Шрифт:
Интервал:
Закладка:
Фининспектор хотел описать имущество, но убранство комнаты состояло из одной пришпиленной к двери женской перчатки.
– А стола нет – где едите?
– В столовой Ленкублита.
– А стихи где пишете?
– В трамвае.
– Да неужто вы здесь спите?
– Нет, сплю я у женщин…[203]
Это было, разумеется, довольно далеко от реального образа жизни Александра Ивановича в конце 1920-х – начале 1930-х. Скорее некий программный идеал: подобно древним киникам, Введенский считал вызывающие беспечность и бесстыдство достойной реакцией на враждебность мира. Это была его личная система психологической защиты.
У Заболоцкого система защиты была другая. Если Хармс походил на англичанина, то он, аккуратный, основательный, румяный, – на немца. За глаза его называли Яшей Миллером (именем Яков Миллер он сам подписывал некоторые свои тексты в детгизовских журналах), а иногда – Карлушей Миллером. Еще – солдатом Дугановым (так сам он подписал одно из коллективных шуточных стихотворений).
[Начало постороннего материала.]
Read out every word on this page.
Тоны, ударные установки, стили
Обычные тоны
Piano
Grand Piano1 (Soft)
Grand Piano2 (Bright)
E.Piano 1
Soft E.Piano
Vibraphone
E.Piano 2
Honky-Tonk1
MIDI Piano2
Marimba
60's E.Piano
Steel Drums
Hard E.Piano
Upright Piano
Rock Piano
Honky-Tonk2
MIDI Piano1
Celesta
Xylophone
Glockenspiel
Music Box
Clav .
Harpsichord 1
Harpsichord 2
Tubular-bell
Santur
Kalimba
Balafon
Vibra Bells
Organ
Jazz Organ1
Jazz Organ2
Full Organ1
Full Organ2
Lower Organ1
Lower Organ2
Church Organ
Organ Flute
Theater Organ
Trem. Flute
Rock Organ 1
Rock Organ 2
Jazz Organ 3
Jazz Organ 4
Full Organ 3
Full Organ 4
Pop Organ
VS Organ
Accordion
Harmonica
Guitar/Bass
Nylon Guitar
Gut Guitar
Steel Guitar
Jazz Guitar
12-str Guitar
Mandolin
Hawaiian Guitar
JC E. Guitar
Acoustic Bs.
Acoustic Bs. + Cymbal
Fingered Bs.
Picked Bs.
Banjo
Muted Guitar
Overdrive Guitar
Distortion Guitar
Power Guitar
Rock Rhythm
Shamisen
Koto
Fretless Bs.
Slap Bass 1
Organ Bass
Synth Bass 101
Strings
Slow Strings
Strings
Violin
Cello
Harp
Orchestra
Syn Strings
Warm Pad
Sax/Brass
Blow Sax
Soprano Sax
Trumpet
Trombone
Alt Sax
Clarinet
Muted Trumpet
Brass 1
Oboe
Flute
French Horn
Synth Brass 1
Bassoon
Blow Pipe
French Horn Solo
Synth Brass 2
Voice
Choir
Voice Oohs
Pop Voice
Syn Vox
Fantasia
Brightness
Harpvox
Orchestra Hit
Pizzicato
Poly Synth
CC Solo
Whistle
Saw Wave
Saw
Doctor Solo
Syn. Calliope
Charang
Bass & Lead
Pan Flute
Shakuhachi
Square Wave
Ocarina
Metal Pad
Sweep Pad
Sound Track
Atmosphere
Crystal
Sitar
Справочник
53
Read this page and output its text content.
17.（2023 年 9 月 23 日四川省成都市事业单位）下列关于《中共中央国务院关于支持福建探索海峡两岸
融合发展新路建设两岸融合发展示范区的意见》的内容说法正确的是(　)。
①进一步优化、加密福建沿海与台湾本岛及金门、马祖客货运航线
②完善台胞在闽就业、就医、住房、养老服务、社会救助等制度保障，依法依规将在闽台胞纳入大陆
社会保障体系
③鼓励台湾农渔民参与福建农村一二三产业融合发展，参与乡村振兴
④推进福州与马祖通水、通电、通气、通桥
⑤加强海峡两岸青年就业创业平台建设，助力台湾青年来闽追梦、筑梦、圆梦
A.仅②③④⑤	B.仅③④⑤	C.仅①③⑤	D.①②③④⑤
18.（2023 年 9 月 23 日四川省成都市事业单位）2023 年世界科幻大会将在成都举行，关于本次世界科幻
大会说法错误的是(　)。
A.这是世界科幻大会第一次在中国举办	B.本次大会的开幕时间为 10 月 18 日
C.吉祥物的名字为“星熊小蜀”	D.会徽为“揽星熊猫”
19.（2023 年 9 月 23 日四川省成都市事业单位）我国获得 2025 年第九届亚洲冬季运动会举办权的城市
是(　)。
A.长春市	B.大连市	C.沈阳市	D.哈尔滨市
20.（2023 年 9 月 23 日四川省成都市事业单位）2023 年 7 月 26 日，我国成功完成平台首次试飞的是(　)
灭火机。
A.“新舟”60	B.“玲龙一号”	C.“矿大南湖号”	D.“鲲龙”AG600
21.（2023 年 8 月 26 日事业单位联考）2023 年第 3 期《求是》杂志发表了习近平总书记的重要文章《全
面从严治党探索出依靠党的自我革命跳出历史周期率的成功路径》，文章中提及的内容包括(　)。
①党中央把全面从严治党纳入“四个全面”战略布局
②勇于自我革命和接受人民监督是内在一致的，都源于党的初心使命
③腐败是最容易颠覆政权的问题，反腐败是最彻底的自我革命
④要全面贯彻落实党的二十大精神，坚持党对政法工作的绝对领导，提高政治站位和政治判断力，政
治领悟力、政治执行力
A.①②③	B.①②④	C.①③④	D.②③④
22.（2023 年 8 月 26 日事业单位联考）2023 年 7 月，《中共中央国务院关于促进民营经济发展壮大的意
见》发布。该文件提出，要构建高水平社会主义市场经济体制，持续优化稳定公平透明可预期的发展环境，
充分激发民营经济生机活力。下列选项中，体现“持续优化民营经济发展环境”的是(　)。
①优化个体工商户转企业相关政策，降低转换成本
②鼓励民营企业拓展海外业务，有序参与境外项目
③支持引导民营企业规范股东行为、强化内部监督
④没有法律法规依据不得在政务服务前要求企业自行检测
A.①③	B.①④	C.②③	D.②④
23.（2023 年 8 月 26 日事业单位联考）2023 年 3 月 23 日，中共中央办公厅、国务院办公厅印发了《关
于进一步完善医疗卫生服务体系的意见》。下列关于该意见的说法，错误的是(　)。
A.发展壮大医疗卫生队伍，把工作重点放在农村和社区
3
Солдат, казенный, организованный, несущий цивилизацию человек, – главный протагонист автора в “Торжестве земледелия”… А Заболоцкий ведь и впрямь был солдатом, и в 1927–1928 годах продолжал носить военную форму (которую потом сменил строгий черный костюм).
Шарж на Александра Введенского (?). Рисунок Д. Хармса, начало 1930-х.
Может быть, из-за формы его часто сравнивали с капитаном Лебядкиным. И в самом деле, сходство лебядкинских виршей с некоторыми приемами обэриутов, и автора “Столбцов” в том числе, бросалось в глаза. Заболоцкий не обижался на это сравнение. “…Но то, что я пишу, не пародия, это мое зрение. Более того, это мой Петербург – Ленинград нашего поколения”[204], – пояснял он Павлу Антокольскому и его жене, актрисе Зое Бажановой. Как провинциал, он смотрел на город свежими глазами и любил его более открыто и “книжно”, чем коренные петербуржцы Хармс и Введенский.
Заболоцкий все больше привлекал к себе общее внимание, особенно после выхода в 1929 году “Столбцов”. Далеко не все рецензии были доброжелательны, но рецензий этих было столько (и в СССР, и даже в эмиграции), что уже одно это было свидетельством большого успеха. Юрий Тынянов подписал Заболоцкому свою книгу: “Первому поэту наших дней”.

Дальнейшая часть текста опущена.